A collection of mutagenicity studies are provided on the read across substances: sodium iodate, potassium iodate and potassium iodide. Investigations on the gastric hydrolysis of the registration substance indicate a chemical reaction of periodate to iodate, while toxicokinetic investigations on iodate indicate a chemical reaction of iodate to iodide, thereby confirming the validity of the read across from both iodate and iodide. All of the available in vitro studies have been performed without metabolic activation. However, this is not thought to affect the overall conclusions on the genetic toxicity of sodium periodate, as the reduction of iodate in the body was demonstrated not to be enzymic in the available toxicokinetic data.
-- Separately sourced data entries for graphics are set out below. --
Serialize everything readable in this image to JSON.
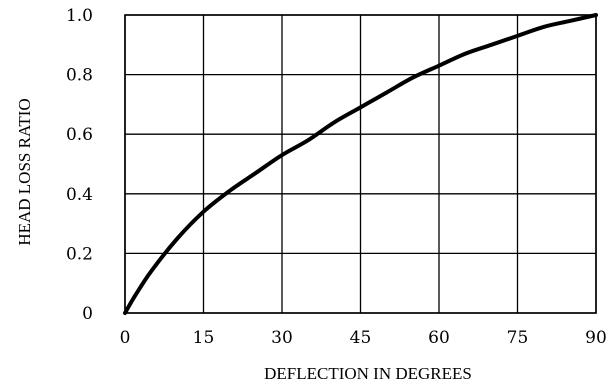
{
  "chart_data": {
    "type": "line",
    "xlabel": "DEFLECTION IN DEGREES",
    "ylabel": "HEAD LOSS RATIO",
    "xlim": [
      0,
      90
    ],
    "ylim": [
      0,
      1.0
    ],
    "x_ticks": [
      0,
      15,
      30,
      45,
      60,
      75,
      90
    ],
    "x_tick_labels": [
      "0",
      "15",
      "30",
      "45",
      "60",
      "75",
      "90"
    ],
    "y_ticks": [
      0,
      0.2,
      0.4,
      0.6,
      0.8,
      1.0
    ],
    "y_tick_labels": [
      "0",
      "0.2",
      "0.4",
      "0.6",
      "0.8",
      "1.0"
    ],
    "grid": true,
    "legend": "none",
    "series": [
      {
        "x": [
          0,
          2,
          5,
          10,
          15,
          20,
          25,
          30,
          35,
          40,
          45,
          50,
          55,
          60,
          65,
          70,
          75,
          80,
          85,
          90
        ],
        "y": [
          0,
          0.06,
          0.14,
          0.25,
          0.34,
          0.41,
          0.47,
          0.53,
          0.58,
          0.64,
          0.69,
          0.74,
          0.79,
          0.83,
          0.87,
          0.9,
          0.93,
          0.96,
          0.98,
          1.0
        ],
        "color": "#000000"
      }
    ]
  }
}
Key data are available in a report from a recognised body reviewed by a panel of experts (CICADS, 2009). Although there is limited detail on materials and methods, the conclusions drawn are considered to be reliable and representative of the mutagenic potential of the substance. The following data were therefore assigned a reliability score of 2 according to the criteria of Klimisch (1997).
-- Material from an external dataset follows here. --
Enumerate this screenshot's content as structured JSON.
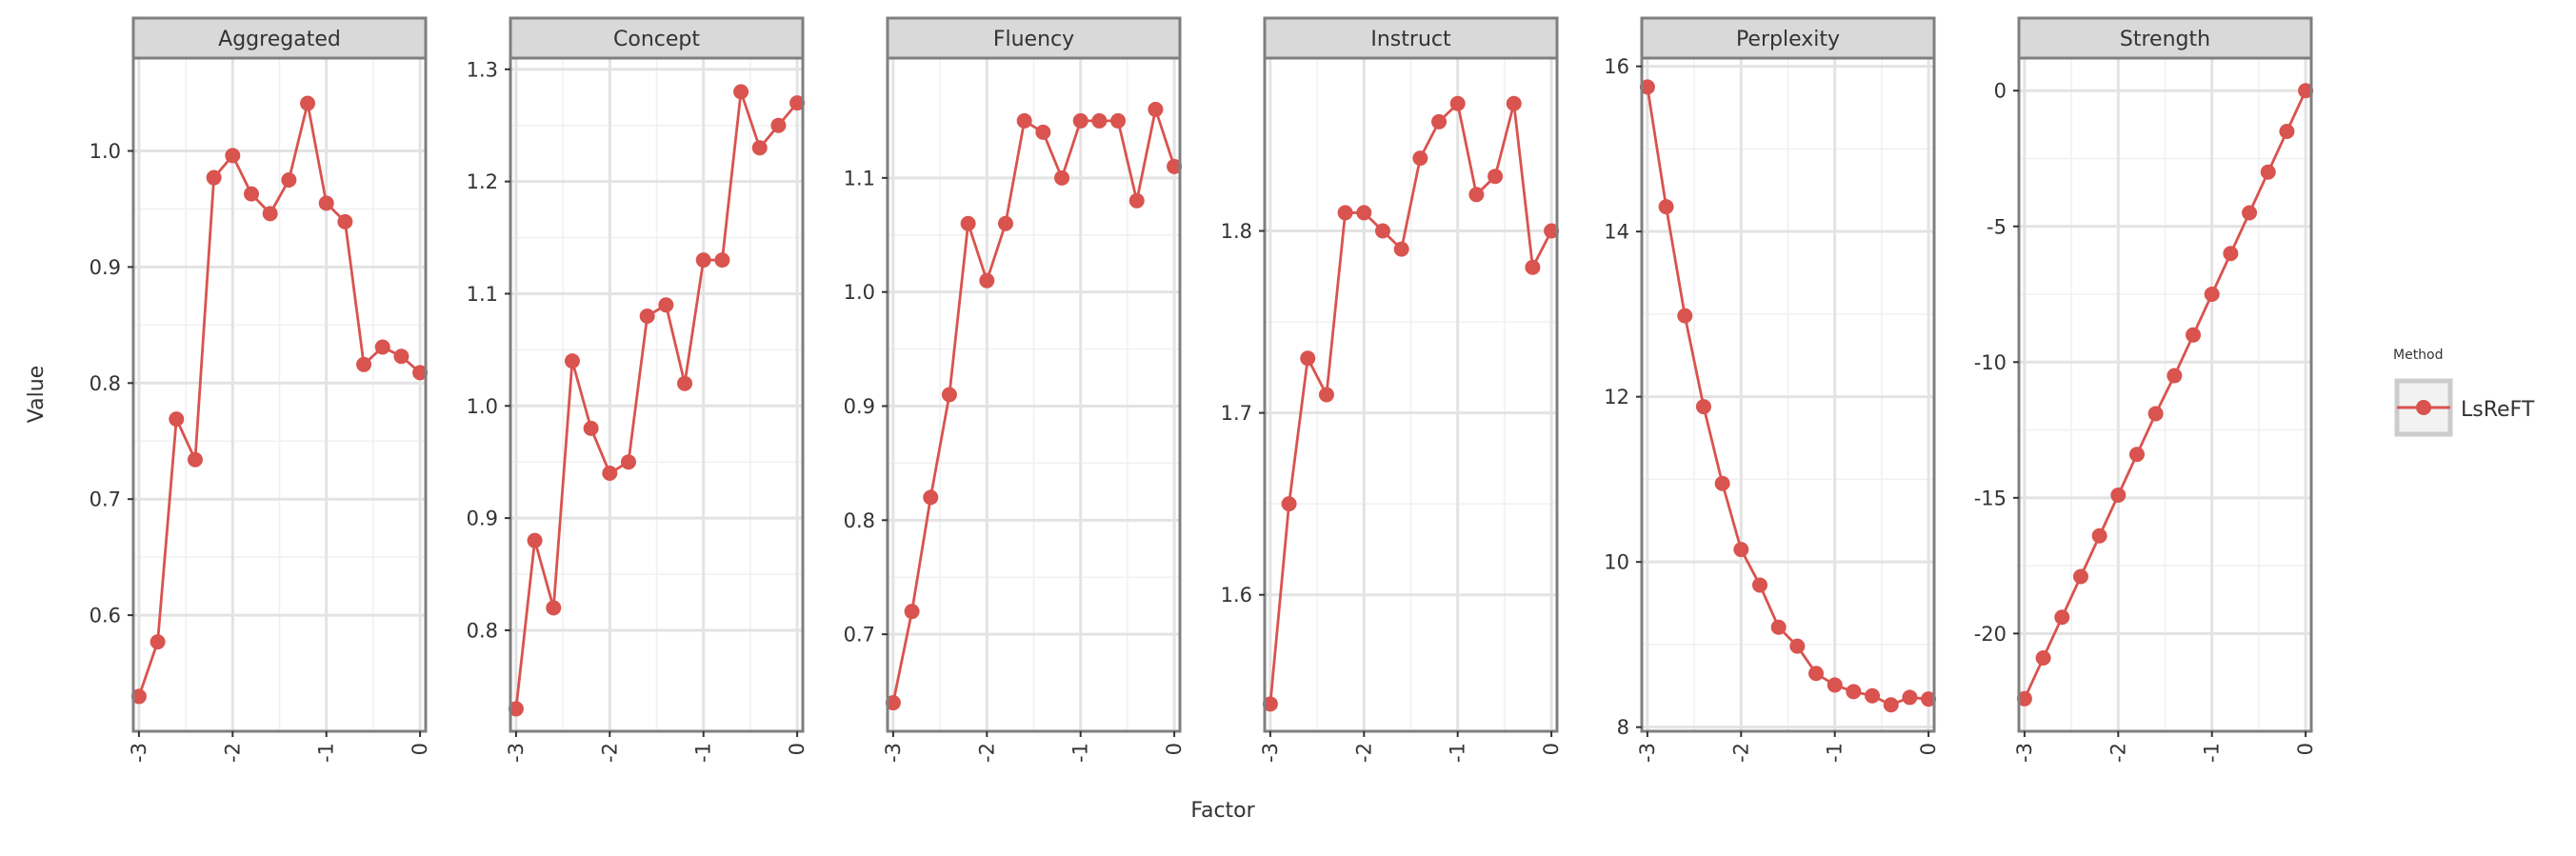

The publication reported that sodium iodate showed no mutagenic activity in vitro by either the Ames test or the micronucleus test using mouse bone marrow. Furthermore, the publication reported that sodium iodate showed no mutagenic activity in vivo by the recessive lethal test using Drosophila. No information is provided on experimental materials and methods.

 

Additional data are available in a report detailing findings of an alkaline comet assay and a cytokinesis-block micronucleus assay (Poul et al., 2004). Both assays were performed to sound scientific principles with a sufficient level of detail to assess the quality of the relevant results. The following data were assigned a reliability score of 2 according to the criteria of Klimisch (1997).

 

In the first assay, the mutagenic effects of potassium iodate were evaluated in vitro using the alkaline comet assay at concentration of 0.625, 1.25, 2.5, 5 and 10 mM. Cell viability was measured using the Trypan blue exclusion method and expressed as proportion of total cells. The test results showed that potassium iodate did not induce DNA damage, or cytotoxicity, in the alkaline comet assay for doses up to 10 mM.

 

In the second assay, the mutagenic potential of the test material was investigated in a cytokinesis-block micronucleus assay at test concentrations of 0.625, 1.25, 2.5, 5 and 10 mM. Concurrent positive and negative controls were included. Under the conditions of the study, potassium iodate did not induce any increase in the frequency of binucleated cells with micronuclei for doses ranging from 0.625 to 10 mM. Furthermore, no clastogenic effects of the compound were noted in cells that had completed one nuclear division.

Supporting data on potassium iodide are presented. Results are taken from a publication in which reports on studies assessing the mutagenic potential to iodide using the L5178Y mouse (TK+/-) lymphoma assay together with a BALB/c 3T3 transformation assay.

The established mutagens ethylmethanesulphonate (EMS) and dimethylnitrosamine (DMN) were highly active in the mouse lymphoma assay, whereas iodide (KI) was inactive. Using the BALB/c 3T3 transformation assay, the transformational capacities of these same agents, and the positive mutagen N-ethyl-N-nitro-N-nitrosoguanidine (MNNG), were assessed. All concentrations of the iodide tested were inactive in this assay. It can be concluded that potassium iodide did not possess any biologically significant mutagenic or cell transforming ability.

Both assays were performed to sound scientific principles with a sufficient level of detail to assess the quality of the relevant results. and were assigned a reliability score of 2 according to the criteria of Klimisch (1997).

Justification for classification or non-classification

In accordance with the criteria for classification as defined in Annex I, Regulation 1272/2008, the substance does not require classification for genetic toxicity.